The scenario is really this simple, "there's really no way even to offer a solution until you've determined liability", duh!
In reality, that is not true. If you can find a resolution that all parties willingly accept, you have a solution. If all parties find the solution acceptable but you have not officially declared who was at fault, that's OK unless somebody insists for their personal satisfaction that you say who was at fault.
Which is the case I constructed.
In the particular case you describe that looks unlikely. The LOL cannot be made whole, literally, unless she gets more money than the coop has.
EXACTLY! That is why I created the dilemma. Does equity demand that LOL be made whole at the expense of innocent parties, no matter how bad off this leaves her and no matter how deep are their pockets?
So you designed a case where the owners are innocent, and the coop looks innocent, and the LOL is innocent, but Bobby is negligent.
And you want us to agree that the innocent owners should not have to pay. I agree with that. I agree with that even without a limited liability sign.

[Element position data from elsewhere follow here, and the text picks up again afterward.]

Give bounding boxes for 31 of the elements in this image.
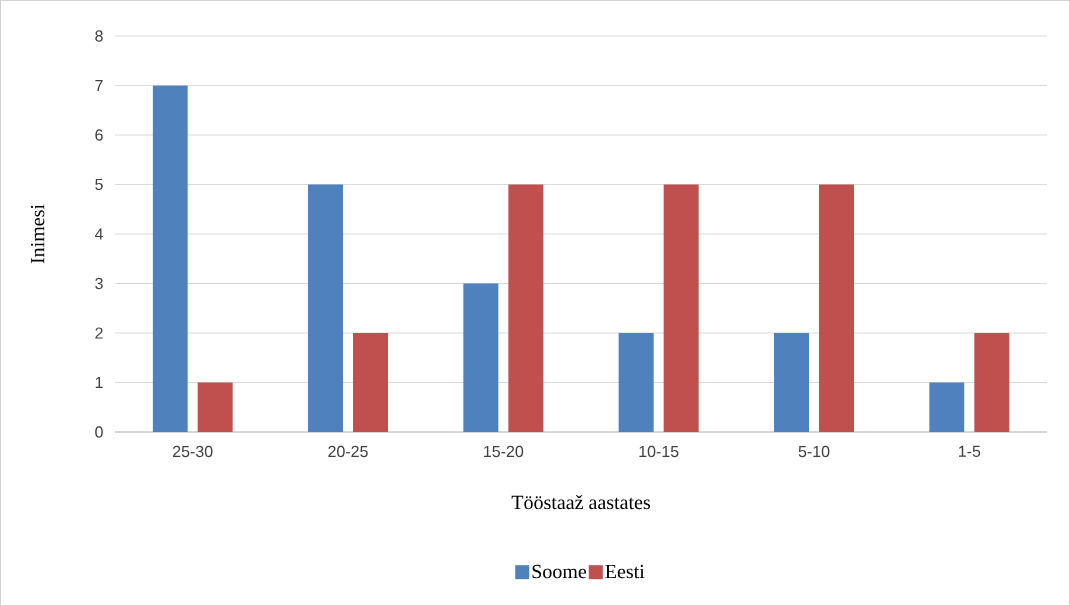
x-tick-label: 20-25 xyxy=(328,445,368,458)
y-tick-label: 4 xyxy=(94,228,103,240)
y-axis-title: Inimesi xyxy=(30,204,45,264)
y-tick-label: 5 xyxy=(95,178,103,191)
y-tick-label: 2 xyxy=(95,327,103,339)
legend-label: Soome xyxy=(532,564,587,579)
bar xyxy=(197,382,233,432)
bar xyxy=(508,184,544,432)
bar xyxy=(774,333,810,432)
bar xyxy=(353,333,388,432)
bar xyxy=(618,333,654,432)
x-tick-label: 1-5 xyxy=(959,445,981,457)
bar xyxy=(463,283,499,432)
x-tick-label: 15-20 xyxy=(484,445,524,458)
bar xyxy=(974,333,1010,432)
y-tick-label: 3 xyxy=(95,277,103,290)
x-tick-label: 10-15 xyxy=(639,445,679,458)
bar xyxy=(663,184,699,432)
y-tick-label: 0 xyxy=(95,426,103,438)
bar xyxy=(152,85,188,432)
bar xyxy=(308,184,343,432)
x-tick-label: 25-30 xyxy=(173,445,213,458)
x-axis-title: Tööstaaž aastates xyxy=(511,495,650,510)
y-tick-label: 8 xyxy=(95,30,103,42)
y-tick-label: 6 xyxy=(95,129,103,141)
x-tick-label: 5-10 xyxy=(798,445,830,458)
bar xyxy=(929,382,965,432)
y-tick-label: 1 xyxy=(95,377,103,389)
legend-label: Eesti xyxy=(605,564,645,579)
bar xyxy=(819,184,855,432)
y-tick-label: 7 xyxy=(95,80,103,92)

What about the case where the owners are guilty? Should limited liability also get the owners off scot free then?
Really, this is about theft. These farmers are in the Co-op business to make money. They make money by providing goods at prices people find reasonable. This benefits everyone, including LOL who buys her cat litter there rather than from the door-to-door cat litter man. The Co-op is a buck cheaper, but they limit their liability.
And the coop's net worth is $1 million. Add up the savings everybody gets by dealing with them versus dealing with competitors. Does it come to $2 million? It's possible that they have not in fact done more good than harm. But the good is spread out over all their customers, and the harm is just to this one LOL who was going to die soon anyway because she didn't have enough money for rejuvenation treatment.
Maybe they really ought to close down.
So if the LOL choses to assume the risk to get a buck off at the Co-op and some individual's negligence causes her damage, is it okay to steal someone else's money to make her "whole" (while, by definition, making the richer person who did her no harm, less whole)? Remember, damnum absque injuria.
When the farmers are innocent, I think it's not right to take their money. As near as they could tell the coop was being run carefully and correctly by responsible people.
To the extent that the coop was in fact being run carefully and correctly, it's not right to take their money either.
So then there's Bobby. he has $1000 and a strong young body. If the medical industry will pay, say, $2 million for all his fine young organs, he could pay his debt. Would that be appropriate? The death penalty for a simple mistake? It might be. It depends on how the customs go. (Note some of Larry Niven's stories about thumb-runners etc.)
But if employees automatically accept all liability, won't they demand higher wages? I guess they'd want to, but it would depend on supply-and-demand. If your choice is to starve or else take the job with a possible automatic death penalty if you make a small mistake, you take the job.
But wait! How about the store puts up a sign that says they have a maximum $500 limit for any damages paid. Or even $50! Then no matter what happens you can't collect more than $50 from the coop or its employees! Bobby can never have to pay more than $50, and he's home free just like the owners and the coop! Problem solved!
You are not interested in solving the particular problem but in establishing a precedent. So you probably want the extreme case.
If I am poor or if I am rich, I want the vindication of establishing that someone was liable by sticking it to them. You think this is extreme? My friend, it happens all the time, in every sort of situation, in current judicial systems.
It often does, but it does not have to. And when it does not happen then it is possible to reach a settlement without a declaration of liability. In fact, doesn't that often happen IRL? The parties reach a settlement out of court, with no admission of wrong-doing by anybody? Sometimes after a court case has progressed pretty far.
LOL's wealth is irrelevant to liability. She and the other parties have agreed to arbitration. After the determination of liability phase of the hearing would come the assessment of damages phase, but these to phases must occur in this logical order.
If the parties demand that, then that's how it has to be. But in general it does not have to be that way and determination of liability does not have to happen first, and facts of all sorts can be collected in any order.